Randy Hodges remembered: ‘His heart was in Summit County’ | SummitDaily.com

Randy Hodges remembered: ‘His heart was in Summit County’

Breeana Laughlin
Randy Hodges and his partner, Bill Marvin, started the Hodges/Marvin Architects firm and designed more than 300 homes, many multi-family units, commercial projects and assisted in the land development in Wildernest and other areas during his 38 years of practice in Summit County.
Submitted photo |

Community members who knew longtime Summit County resident Randy Hodges said he’ll be remembered not only for the multitude of buildings he designed throughout the county, but also for his humble generosity, problem solving skills and dedication to his friends and family.

The successful architect worked in Kansas and New York, but was captivated by Summit County when he moved here in 1975.

“He came here and found a niche and took it and ran with it,” said Hodges’ close friend and Silverthorne resident Phil Wilson. “His heart was in Summit County.”

Hodges made a strong bond with people throughout the community. He was one of those “long-timers” who take two hours to move 20 feet through events like Frisco’s Colorado BBQ Challenge because they run into so many friends along the way, Wilson said.

“He got to know a whole bunch of people in the community from Breckenridge to Heeney.”

John Randolph (Randy) Hodges passed away from cancer at a hospital in Lakewood on July 23. He was 65.

The longtime Summit County resident designed more than 300 houses, multi-family units and commercial projects throughout his career with Hodges/Marvin Architects, based in Dillon.

“We are the oldest architecture firm in the county — or at least that’s what he said,” Hodges business partner, Bill Marvin, said.

Marvin moved to Summit County to work for Hodges in the late ’70s, and said it worked out so well, he never left.

“We worked together for 34 years — some people say that’s longer than most marriages last,” he said, laughing. “But it just worked.”

Hodges was known for his “old-school” style of architecture. He and Marvin did all their drawings by hand.

Robert Gray, a longtime business partner of Hodges’, said builders liked Hodges’ style of architecture because he drew designs from the bottom up, not the top down.

“They are much happier with his plans over plans drawn by AutoCAD systems because they make a lot of sense,” Gray said.

Hodges did his job so well many of his friends asked for his help to lay out their own homes. Gray still lives in the home Hodges helped him design.

“We are still living in it now and truly love it,” Gray said. “He had a lot of interesting views about what the houses ought to look like up in the mountains.”

Hodges not only enjoyed designing new structures, he also restored historic buildings. Breckenridge resident Robin Theobald worked on historic renovations with Hodges from 1977 to 2009, including the buildings on the corner of Wellington and Main and the southwest corner of Ski Hill Road and Main Street in Breckenridge.

Theobald said Hodges designed a staircase that started in a single story building and ended up in inside a second story house.

“The thing that was so amazing about Randy was that he could pretty much solve any problem,” Theobald said. “I couldn’t throw anything at him that he couldn’t figure out how to fix.”

Hodges also embarked on many projects outside of work.

The “firework nut” was on the pyrotechnic team for the Breckenridge fireworks show for many years.
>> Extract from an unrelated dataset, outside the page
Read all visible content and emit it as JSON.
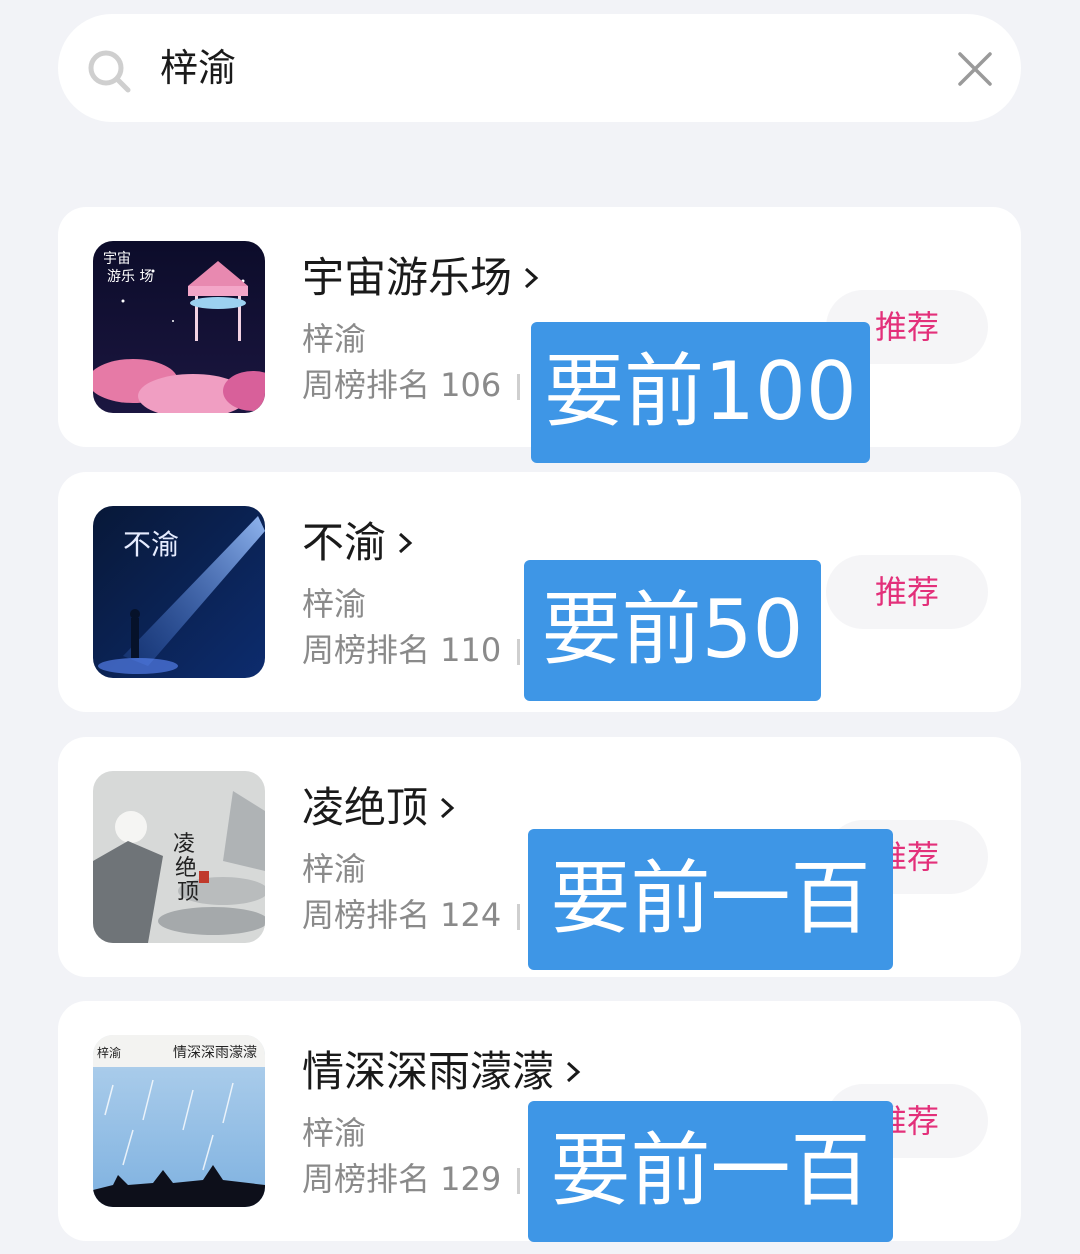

He always sponsored at least one car in the annual Soap Box Derby, and threw a tailgate party at his office for the event. He supported the Boy Scouts, sponsored softball teams and helped with a high school mentor program, friends said.

“He helped out people in this community a lot,” Marvin said.

Hodges served on the Buffalo Mountain Metro District in Silverthorne with his friend George Potekhen, who said Hodges played a pivotal role improving safety in the area after an accident claimed a young woman’s life while she was walking on Ryan Gulch Road.

“He was instrumental helping with the plans and getting the design for the walking path up there,” Potekhen said.

Hodges thoughtfulness extended to many people throughout the community, friends said. Although at times he would seem very serious and focused, at heart he was a “big teddy bear,” Gray said.

When people were in need, whether it be a small financial predicament, a medical situation or a death in the family, he was always there for people and never expected anything in return, Wilson said.

“He had an open wallet and an open heart for people in need in this county and he was genuinely concerned,” Wilson said. “He could lift people’s spirits just by chatting with them and help them get through hard times.”

A memorial service is planned for Sunday, Aug. 4, from 1 to 4 p.m. at the Silverthorne Pavilion in Silverthorne.